Two-loop renormalization-group analysis of the Burgers–Kardar-Parisi-Zhang equation

A systematic analysis of the Burgers–Kardar-Parisi-Zhang equation in d+1 dimensions by dynamic renormalization-group theory is described. The fixed points and exponents are calculated to two-loop order. We use the dimensional regularization scheme, carefully keeping the full d dependence originating from the angular parts of the loop integrals.

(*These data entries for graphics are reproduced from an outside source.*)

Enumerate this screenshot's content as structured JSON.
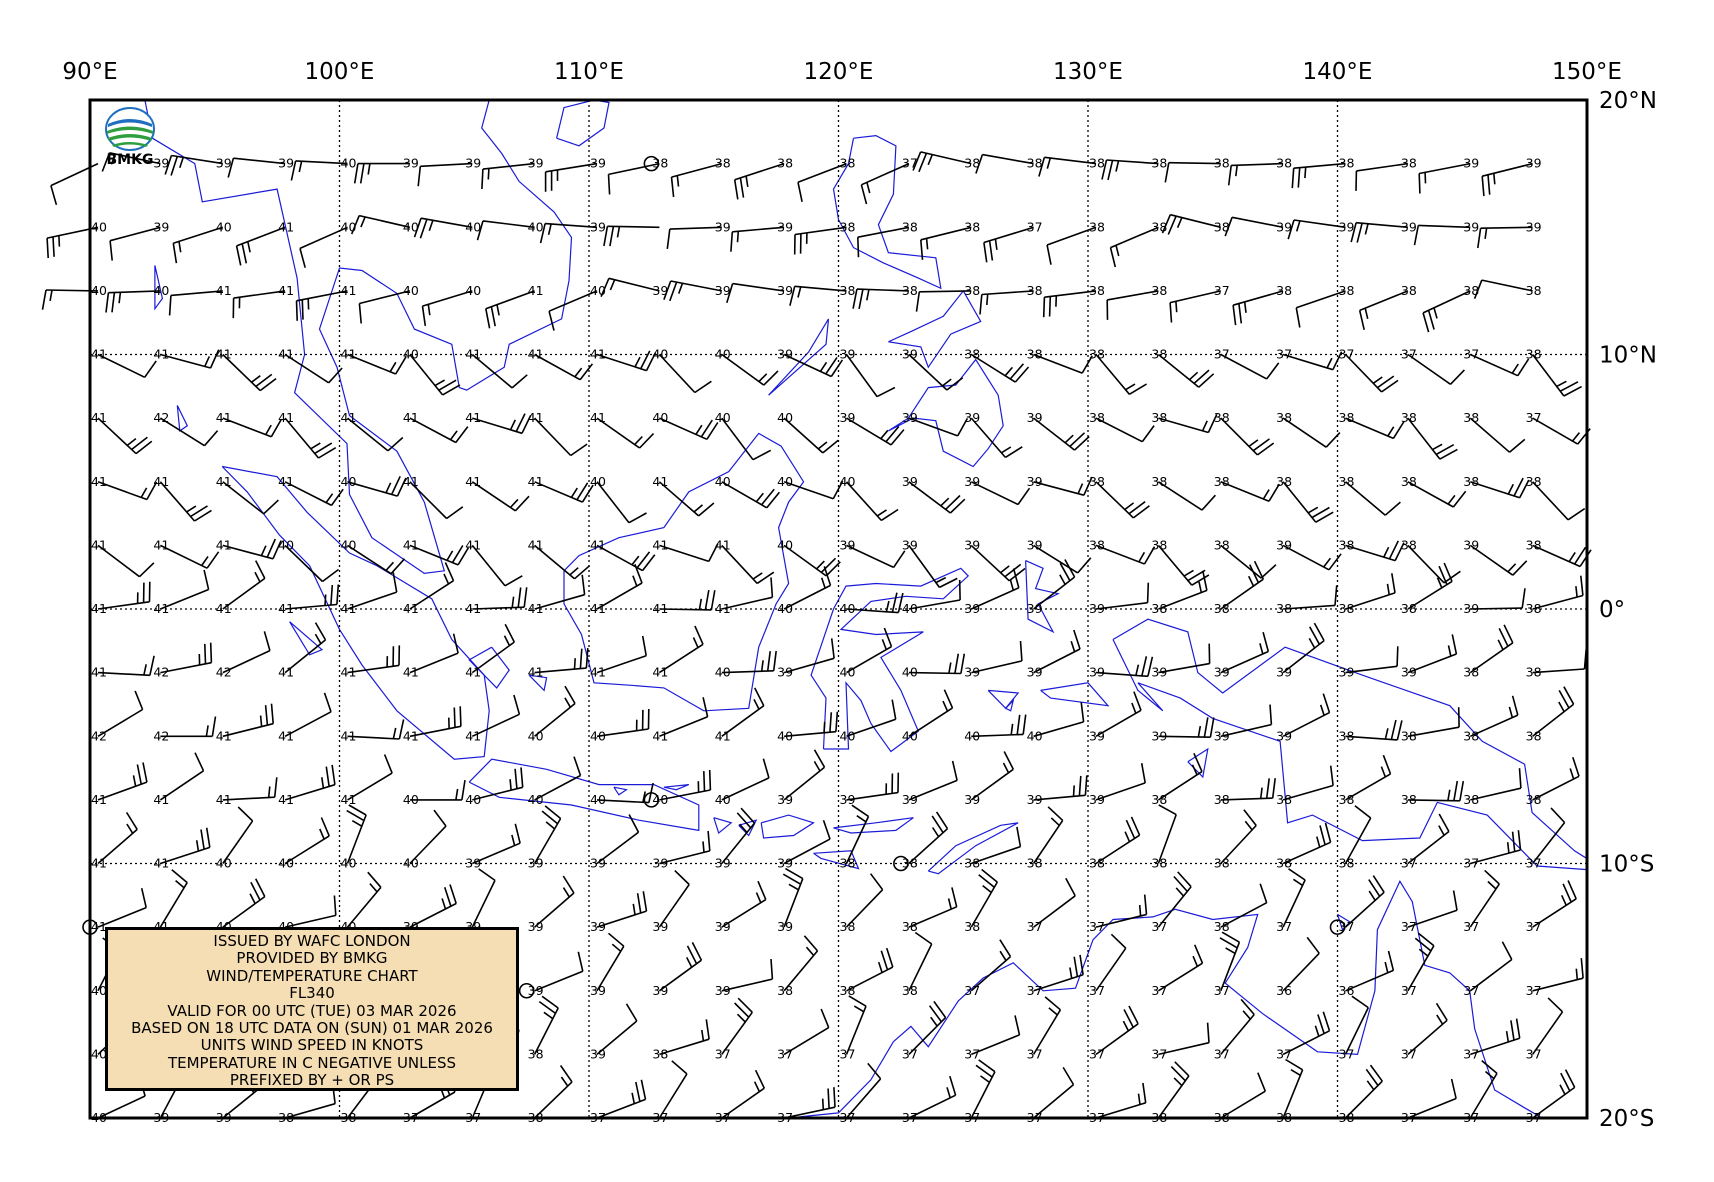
{
  "map": {
    "lon_labels": [
      "90°E",
      "100°E",
      "110°E",
      "120°E",
      "130°E",
      "140°E",
      "150°E"
    ],
    "lat_labels": [
      "20°N",
      "10°N",
      "0°",
      "10°S",
      "20°S"
    ],
    "coastline_color": "#1b1bd8",
    "grid_style": "dotted"
  },
  "logo": {
    "text": "BMKG",
    "colors": [
      "#1f6fc0",
      "#2e9e3e"
    ]
  },
  "info_box": {
    "background": "#f5deb3",
    "lines": [
      "ISSUED BY WAFC LONDON",
      "PROVIDED BY BMKG",
      "WIND/TEMPERATURE CHART",
      "FL340",
      "VALID FOR 00 UTC (TUE) 03 MAR 2026",
      "BASED ON 18 UTC DATA ON (SUN) 01 MAR 2026",
      "UNITS WIND SPEED IN KNOTS",
      "TEMPERATURE IN C NEGATIVE UNLESS",
      "PREFIXED BY + OR PS"
    ]
  },
  "temperature_rows": [
    [
      "",
      "39",
      "39",
      "39",
      "40",
      "39",
      "39",
      "39",
      "39",
      "38",
      "38",
      "38",
      "38",
      "37",
      "38",
      "38",
      "38",
      "38",
      "38",
      "38",
      "38",
      "38",
      "39",
      "39"
    ],
    [
      "40",
      "39",
      "40",
      "41",
      "40",
      "40",
      "40",
      "40",
      "39",
      "",
      "39",
      "39",
      "38",
      "38",
      "38",
      "37",
      "38",
      "38",
      "38",
      "39",
      "39",
      "39",
      "39",
      "39"
    ],
    [
      "40",
      "40",
      "41",
      "41",
      "41",
      "40",
      "40",
      "41",
      "40",
      "39",
      "39",
      "39",
      "38",
      "38",
      "38",
      "38",
      "38",
      "38",
      "37",
      "38",
      "38",
      "38",
      "38",
      "38"
    ],
    [
      "41",
      "41",
      "41",
      "41",
      "41",
      "40",
      "41",
      "41",
      "41",
      "40",
      "40",
      "39",
      "39",
      "39",
      "38",
      "38",
      "38",
      "38",
      "37",
      "37",
      "37",
      "37",
      "37",
      "38"
    ],
    [
      "41",
      "42",
      "41",
      "41",
      "41",
      "41",
      "41",
      "41",
      "41",
      "40",
      "40",
      "40",
      "39",
      "39",
      "39",
      "39",
      "38",
      "38",
      "38",
      "38",
      "38",
      "38",
      "38",
      "37"
    ],
    [
      "41",
      "41",
      "41",
      "41",
      "40",
      "41",
      "41",
      "41",
      "40",
      "41",
      "40",
      "40",
      "40",
      "39",
      "39",
      "39",
      "38",
      "38",
      "38",
      "38",
      "38",
      "38",
      "38",
      "38"
    ],
    [
      "41",
      "41",
      "41",
      "40",
      "40",
      "41",
      "41",
      "41",
      "41",
      "41",
      "41",
      "40",
      "39",
      "39",
      "39",
      "39",
      "38",
      "38",
      "38",
      "39",
      "38",
      "38",
      "39",
      "38"
    ],
    [
      "41",
      "41",
      "41",
      "41",
      "41",
      "41",
      "41",
      "41",
      "41",
      "41",
      "41",
      "40",
      "40",
      "40",
      "39",
      "39",
      "39",
      "38",
      "38",
      "38",
      "38",
      "38",
      "39",
      "38"
    ],
    [
      "41",
      "42",
      "42",
      "41",
      "41",
      "41",
      "41",
      "41",
      "41",
      "41",
      "40",
      "39",
      "40",
      "40",
      "39",
      "39",
      "39",
      "39",
      "39",
      "39",
      "39",
      "39",
      "38",
      "38"
    ],
    [
      "42",
      "42",
      "41",
      "41",
      "41",
      "41",
      "41",
      "40",
      "40",
      "41",
      "41",
      "40",
      "40",
      "40",
      "40",
      "40",
      "39",
      "39",
      "39",
      "39",
      "38",
      "38",
      "38",
      "38"
    ],
    [
      "41",
      "41",
      "41",
      "41",
      "41",
      "40",
      "40",
      "40",
      "40",
      "40",
      "40",
      "39",
      "39",
      "39",
      "39",
      "39",
      "39",
      "38",
      "38",
      "38",
      "38",
      "38",
      "38",
      "38"
    ],
    [
      "41",
      "41",
      "40",
      "40",
      "40",
      "40",
      "39",
      "39",
      "39",
      "39",
      "39",
      "39",
      "38",
      "38",
      "38",
      "38",
      "38",
      "38",
      "38",
      "38",
      "38",
      "37",
      "37",
      "37"
    ],
    [
      "41",
      "41",
      "40",
      "40",
      "40",
      "39",
      "39",
      "39",
      "39",
      "39",
      "39",
      "39",
      "38",
      "38",
      "38",
      "37",
      "37",
      "37",
      "38",
      "37",
      "37",
      "37",
      "37",
      "37"
    ],
    [
      "40",
      "",
      "",
      "",
      "",
      "",
      "",
      "39",
      "39",
      "39",
      "39",
      "38",
      "38",
      "38",
      "37",
      "37",
      "37",
      "37",
      "37",
      "36",
      "36",
      "37",
      "37",
      "37"
    ],
    [
      "40",
      "",
      "",
      "",
      "",
      "",
      "",
      "38",
      "39",
      "38",
      "37",
      "37",
      "37",
      "37",
      "37",
      "37",
      "37",
      "37",
      "37",
      "37",
      "37",
      "37",
      "37",
      "37"
    ],
    [
      "40",
      "39",
      "39",
      "38",
      "38",
      "37",
      "37",
      "38",
      "37",
      "37",
      "37",
      "37",
      "37",
      "37",
      "37",
      "37",
      "37",
      "38",
      "38",
      "38",
      "38",
      "37",
      "37",
      "37"
    ]
  ],
  "calm_circles": [
    {
      "lat": 17.5,
      "lon": 112.5
    },
    {
      "lat": -7.5,
      "lon": 112.5
    },
    {
      "lat": -10,
      "lon": 122.5
    },
    {
      "lat": -12.5,
      "lon": 140
    },
    {
      "lat": -12.5,
      "lon": 90
    },
    {
      "lat": -15,
      "lon": 107.5
    }
  ]
}
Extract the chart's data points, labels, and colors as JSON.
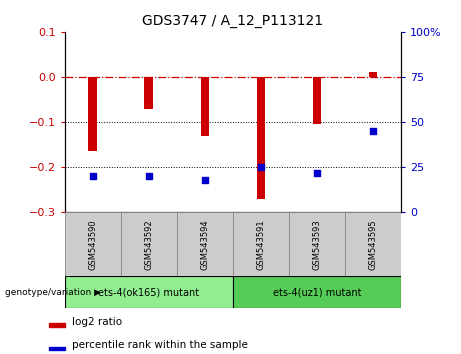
{
  "title": "GDS3747 / A_12_P113121",
  "samples": [
    "GSM543590",
    "GSM543592",
    "GSM543594",
    "GSM543591",
    "GSM543593",
    "GSM543595"
  ],
  "log2_ratio": [
    -0.163,
    -0.072,
    -0.13,
    -0.27,
    -0.105,
    0.01
  ],
  "percentile_rank": [
    20,
    20,
    18,
    25,
    22,
    45
  ],
  "ylim_left": [
    -0.3,
    0.1
  ],
  "ylim_right": [
    0,
    100
  ],
  "yticks_left": [
    -0.3,
    -0.2,
    -0.1,
    0.0,
    0.1
  ],
  "yticks_right": [
    0,
    25,
    50,
    75,
    100
  ],
  "bar_color": "#cc0000",
  "dot_color": "#0000cc",
  "hline_color": "#cc0000",
  "dotline_ticks": [
    -0.1,
    -0.2
  ],
  "group1_label": "ets-4(ok165) mutant",
  "group2_label": "ets-4(uz1) mutant",
  "group1_color": "#90ee90",
  "group2_color": "#55cc55",
  "genotype_label": "genotype/variation",
  "legend_bar_label": "log2 ratio",
  "legend_dot_label": "percentile rank within the sample",
  "tick_label_color_left": "#cc0000",
  "tick_label_color_right": "#0000cc",
  "bar_width": 0.15
}
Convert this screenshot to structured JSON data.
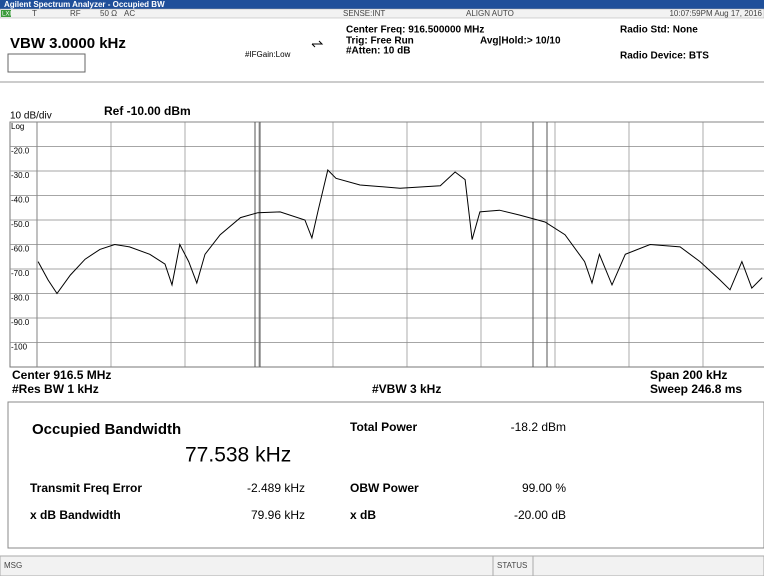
{
  "window_title": "Agilent Spectrum Analyzer - Occupied BW",
  "status_top": {
    "lxi": "LXI",
    "t": "T",
    "rf": "RF",
    "impedance": "50 Ω",
    "coupling": "AC",
    "sense": "SENSE:INT",
    "align": "ALIGN AUTO",
    "time": "10:07:59PM Aug 17, 2016"
  },
  "header": {
    "vbw": "VBW 3.0000 kHz",
    "center_freq": "Center Freq: 916.500000 MHz",
    "trig": "Trig: Free Run",
    "atten": "#Atten: 10 dB",
    "avg_hold": "Avg|Hold:> 10/10",
    "if_gain": "#IFGain:Low",
    "radio_std": "Radio Std: None",
    "radio_device": "Radio Device: BTS"
  },
  "display": {
    "scale": "10 dB/div",
    "ref": "Ref -10.00 dBm",
    "center": "Center 916.5 MHz",
    "res_bw": "#Res BW 1 kHz",
    "vbw": "#VBW 3 kHz",
    "span": "Span 200 kHz",
    "sweep": "Sweep 246.8 ms"
  },
  "results": {
    "occupied_bandwidth_label": "Occupied Bandwidth",
    "occupied_bandwidth": "77.538 kHz",
    "transmit_freq_error_label": "Transmit Freq Error",
    "transmit_freq_error": "-2.489 kHz",
    "xdb_bandwidth_label": "x dB Bandwidth",
    "xdb_bandwidth": "79.96 kHz",
    "total_power_label": "Total Power",
    "total_power": "-18.2 dBm",
    "obw_power_label": "OBW Power",
    "obw_power": "99.00 %",
    "xdb_label": "x dB",
    "xdb": "-20.00 dB"
  },
  "footer": {
    "msg": "MSG",
    "status": "STATUS"
  },
  "chart_data": {
    "type": "line",
    "x": [
      -99.7,
      -97,
      -94.6,
      -91,
      -87,
      -83,
      -79,
      -75,
      -69.5,
      -65.4,
      -63.5,
      -61.4,
      -59,
      -56.8,
      -54.6,
      -50.5,
      -45,
      -40.3,
      -34.3,
      -27.6,
      -25.7,
      -24,
      -21.4,
      -19.2,
      -12.7,
      -1.9,
      9,
      13,
      15.7,
      17.6,
      19.7,
      25,
      30.5,
      37.3,
      42.7,
      48,
      50,
      52,
      55.4,
      59,
      65.7,
      73.8,
      79.2,
      84.6,
      87.3,
      90.5,
      93.2,
      96
    ],
    "series": [
      {
        "color": "#000000",
        "values": [
          -67,
          -74.5,
          -80,
          -72.5,
          -66,
          -62,
          -60,
          -61,
          -64,
          -68,
          -76.5,
          -60,
          -67,
          -75.7,
          -64,
          -56,
          -49,
          -47,
          -46.7,
          -50,
          -57.3,
          -46,
          -29.6,
          -33,
          -35.7,
          -37,
          -36,
          -30.4,
          -33.5,
          -58,
          -46.7,
          -46,
          -48,
          -50.8,
          -56,
          -67,
          -75.7,
          -64,
          -76.5,
          -64,
          -60,
          -61,
          -67,
          -74.5,
          -78.5,
          -67,
          -77.8,
          -73.5
        ]
      }
    ],
    "xlim": [
      -100,
      100
    ],
    "xticks": [
      -100,
      -80,
      -60,
      -40,
      -20,
      0,
      20,
      40,
      60,
      80,
      100
    ],
    "ylim": [
      -110,
      -10
    ],
    "yticks": [
      {
        "value": -10,
        "label": "Log"
      },
      {
        "value": -20,
        "label": "-20.0"
      },
      {
        "value": -30,
        "label": "-30.0"
      },
      {
        "value": -40,
        "label": "-40.0"
      },
      {
        "value": -50,
        "label": "-50.0"
      },
      {
        "value": -60,
        "label": "-60.0"
      },
      {
        "value": -70,
        "label": "-70.0"
      },
      {
        "value": -80,
        "label": "-80.0"
      },
      {
        "value": -90,
        "label": "-90.0"
      },
      -100
    ],
    "grid": true
  }
}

For dimensions less than ${\mathit{d}}_{\mathit{c}}$=2 we find a strong-coupling fixed point, which diverges at d=2, indicating that there is nonperturbative strong-coupling behavior for all d≥2. At d=1 our method yields the identical fixed point as in the one-loop approximation, and the two-loop contributions to the scaling functions are nonsingular. For d>2 dimensions, there is no finite strong-coupling fixed point. In the framework of a 2+ε expansion, we find the dynamic exponent corresponding to the unstable fixed point, which described the nonequilibrium roughening transition, to be z=2+O(${\mathrm{\epsilon }}^3$), in agreement with a recent scaling argument by Doty and Kosterlitz [Phys. Rev. Lett. 69, 1979 (1992)]. Similarly, our result for the correlation length exponent at the transition is 1/ν=ε+O(${\mathrm{\epsilon }}^3$). For the smooth phase, some aspects of the crossover from Gaussian to critical behavior are discussed.